Alternative Fuel Vehicle Data

Interactive Data Viewers

Provides custom data views of alternative fuel vehicle data

Fleet & Fuel data ›              Supplier data ›

Alternative Fueled Vehicle Data 2015

The U.S. Energy Information Administration (EIA) publishes annual data about fuel use and the number of vehicles in inventory for four types of alternative fuel vehicle (AFV) fleets: federal government, state governments, transit agencies, and fuel providers. The total inventory and fuel used by these four types of fleets do not represent the U.S. total for AFV inventory and fuel use. These values should not be aggregated.

Federal agencies

In 2015, the federal fleet maintained an inventory of nearly 200,000 AFVs. A total of 97% of these vehicles are E85-capable flexible-fueled automobiles, SUVs, and trucks. The U.S. Postal Service accounted for more than 44,000 of the 166,000 light-duty E85 vehicles in the fleet. One reason for such a large overall number is refueling costs. The price of E85 changed drastically after January 1, 2012, when a federal subsidy of 38 cents per gallon began, which made E85 far less expensive at the pump than standard E10. A second reason is that E85-capable vehicles have historically been the most widely available AFV for fleets to meet the federal mandates and executive orders that require AFV acquisition and alternative fuel use.

State agencies

State agencies have similar shares of vehicle types as the federal government. Most of the 137,000 AFVs in the total state fleets are light-duty vehicles, and 86% are E85-capable. Similar to the federal fleets, state agencies tend to use flexible-fuel vehicles to save money at the pump and to reduce the impact of the state fleets on energy consumption and the environment.

Transit agencies

Transit agencies primarily have heavy-duty buses for mass transit in metropolitan areas. Of all alternative-fuel buses in use, natural gas is by far the most prevalent in fleets. In 2015, transit agencies reported an inventory of slightly more than 14,000 AFVs, and about 10,000 of those AFVs were heavy-duty buses that consumed 132 million gasoline equivalent gallons of natural gas. Natural gas-powered vehicles require less maintenance than standard-fuel vehicles because of cleaner burning engines, which allows for lower emissions and cleaner environments.

Fuel providers

Fuel providers are companies whose products also qualify as alternative fuels (i.e., electricity, natural gas, and propane). With some exemptions, under federal law these companies must include AFVs in their annual purchases of light-duty vehicles. Of the 42,500 AFVs reported in use by fuel providers in 2015, nearly 70% were E85 flexible-fuel vehicles. Flexible-fuel vehicles are the most readily available light-duty vehicles on the market, and fuel providers have shown steady growth in AFVs from 2010–15.

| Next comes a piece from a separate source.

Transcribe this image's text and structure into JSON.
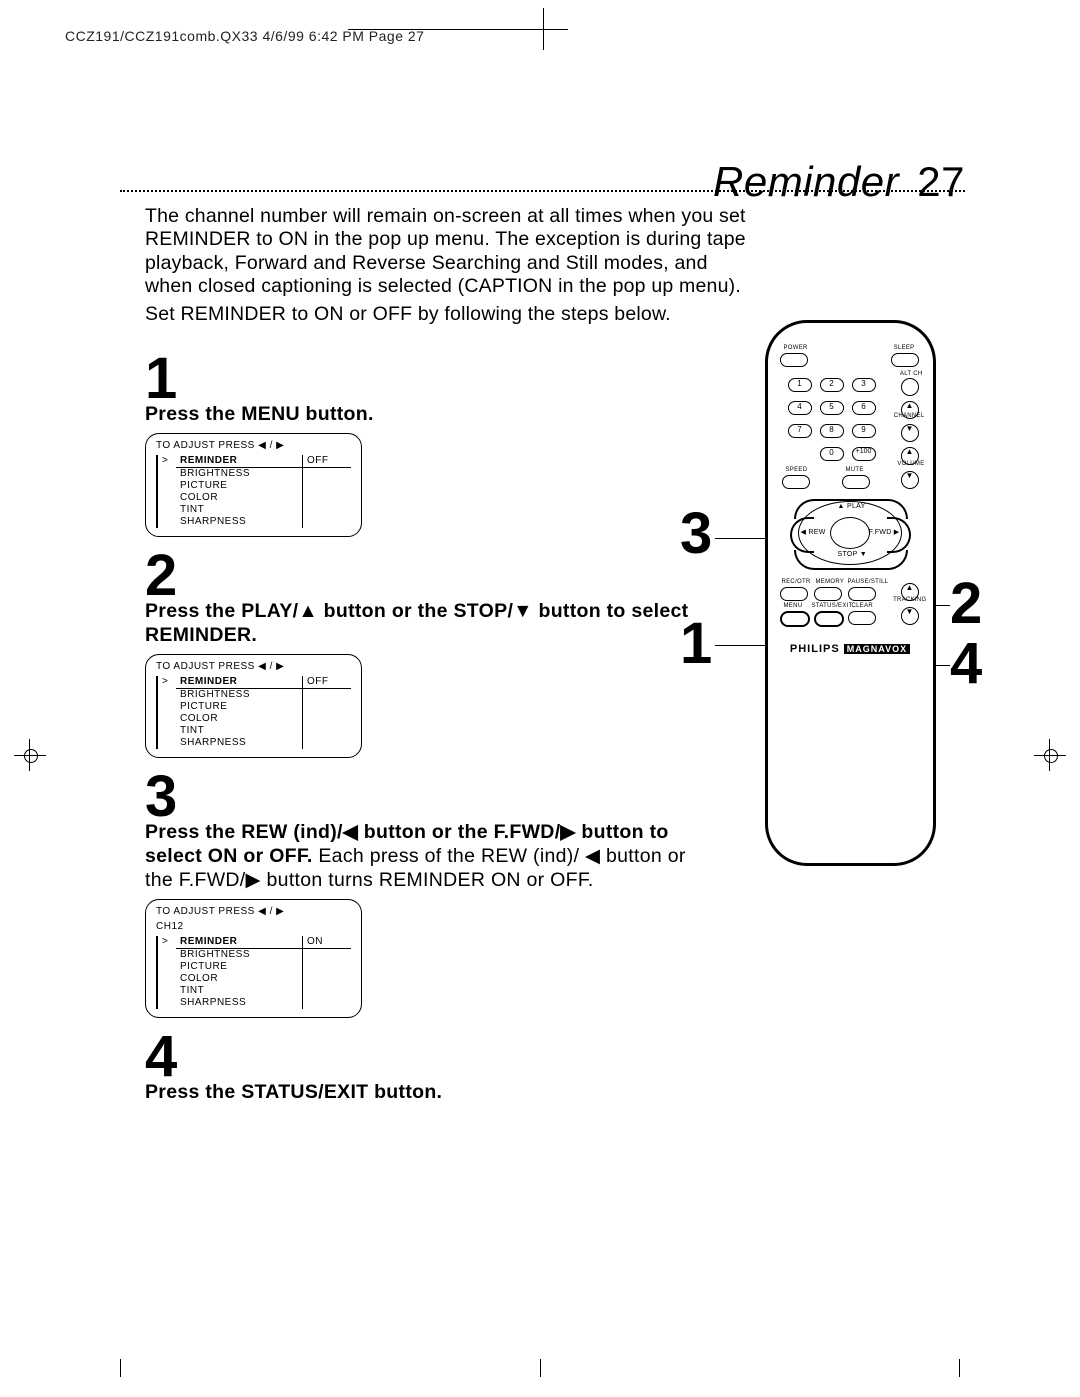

What is the AFV data collection requirement?

Under the Energy Policy Act of 1992 EIA must collect three kinds of AFV data:

  1. The annual inventory of AFVs in use
  2. The fuel consumed by AFVs
  3. The annual supply of AFVs made available by original equipment manufacturers and conversion facilities

EIA's two AFV data collections (Form EIA-886)

  1. EIA collects data about fuel use and number of vehicles predominantly from fleets. Because EIA's data collection did not produce enough survey coverage for local and municipal governments, private fleets, and household vehicles, EIA only publishes the fuel use and the number of vehicles for four fleets:
    • Federal government agencies
    • State government agencies
    • Transit agencies
    • Fuel providers (for example, companies that sell natural gas, electricity, or propane must have fleet vehicles that use alternative fuels.)

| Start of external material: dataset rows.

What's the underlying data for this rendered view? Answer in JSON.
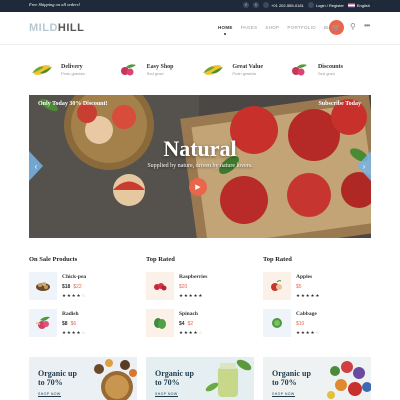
{
  "topbar": {
    "promo": "Free Shipping on all orders!",
    "phone": "+01 202-555-0181",
    "login": "Login / Register",
    "language": "English",
    "social_icons": [
      "facebook-icon",
      "twitter-icon"
    ]
  },
  "header": {
    "logo_part1": "MILD",
    "logo_part2": "HILL",
    "nav": [
      "HOME",
      "PAGES",
      "SHOP",
      "PORTFOLIO",
      "BLOG"
    ],
    "active_nav": "HOME"
  },
  "features": [
    {
      "title": "Delivery",
      "subtitle": "Proin gravida",
      "icon": "corn-icon"
    },
    {
      "title": "Easy Shop",
      "subtitle": "Sed gravi",
      "icon": "radish-icon"
    },
    {
      "title": "Great Value",
      "subtitle": "Proin gravida",
      "icon": "corn-icon"
    },
    {
      "title": "Discounts",
      "subtitle": "Sed gravi",
      "icon": "radish-icon"
    }
  ],
  "hero": {
    "ribbon_left": "Only Today 30% Discount!",
    "ribbon_right": "Subscribe Today",
    "headline": "Natural",
    "tagline": "Supplied by nature, driven by nature lovers."
  },
  "products": {
    "columns": [
      {
        "title": "On Sale Products",
        "items": [
          {
            "name": "Chick-pea",
            "price": "$18",
            "old_price": "$22",
            "stars": 4,
            "icon": "chickpea-icon",
            "bg": "#eef4f9"
          },
          {
            "name": "Radish",
            "price": "$8",
            "old_price": "$6",
            "stars": 4,
            "icon": "radish-icon",
            "bg": "#eef4f9"
          }
        ]
      },
      {
        "title": "Top Rated",
        "items": [
          {
            "name": "Raspberries",
            "price": "",
            "old_price": "$20",
            "stars": 5,
            "icon": "raspberry-icon",
            "bg": "#fbf1e9"
          },
          {
            "name": "Spinach",
            "price": "$4",
            "old_price": "$2",
            "stars": 4,
            "icon": "spinach-icon",
            "bg": "#fbf1e9"
          }
        ]
      },
      {
        "title": "Top Rated",
        "items": [
          {
            "name": "Apples",
            "price": "",
            "old_price": "$5",
            "stars": 5,
            "icon": "apple-icon",
            "bg": "#fbf1e9"
          },
          {
            "name": "Cabbage",
            "price": "",
            "old_price": "$10",
            "stars": 4,
            "icon": "cabbage-icon",
            "bg": "#eef4f9"
          }
        ]
      }
    ]
  },
  "banners": [
    {
      "line1": "Organic up",
      "line2": "to 70%",
      "button": "SHOP NOW",
      "bg": "#eaf0f4"
    },
    {
      "line1": "Organic up",
      "line2": "to 70%",
      "button": "SHOP NOW",
      "bg": "#e5eff2"
    },
    {
      "line1": "Organic up",
      "line2": "to 70%",
      "button": "SHOP NOW",
      "bg": "#eef2f3"
    }
  ],
  "colors": {
    "accent": "#e9664b",
    "topbar": "#1e2a3a",
    "slider_arrow": "#78b4e6"
  }
}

    Because EIA only publishes four fleets, we no longer publish national totals on the number of vehicles or on fuel consumption.

  2. EIA collects data on the supply of AFVs from two types of suppliers:
    • Original equipment manufacturers
    • Aftermarket vehicle converters

The supply of AFVs (either manufactured or converted) also includes vehicles such as gasoline-electric hybrids and diesel-electric hybrids. These data are published in the Supplier data section, but they are not included in the User data section because they are not considered alternative fuel vehicles under the Energy Policy Act of 1992.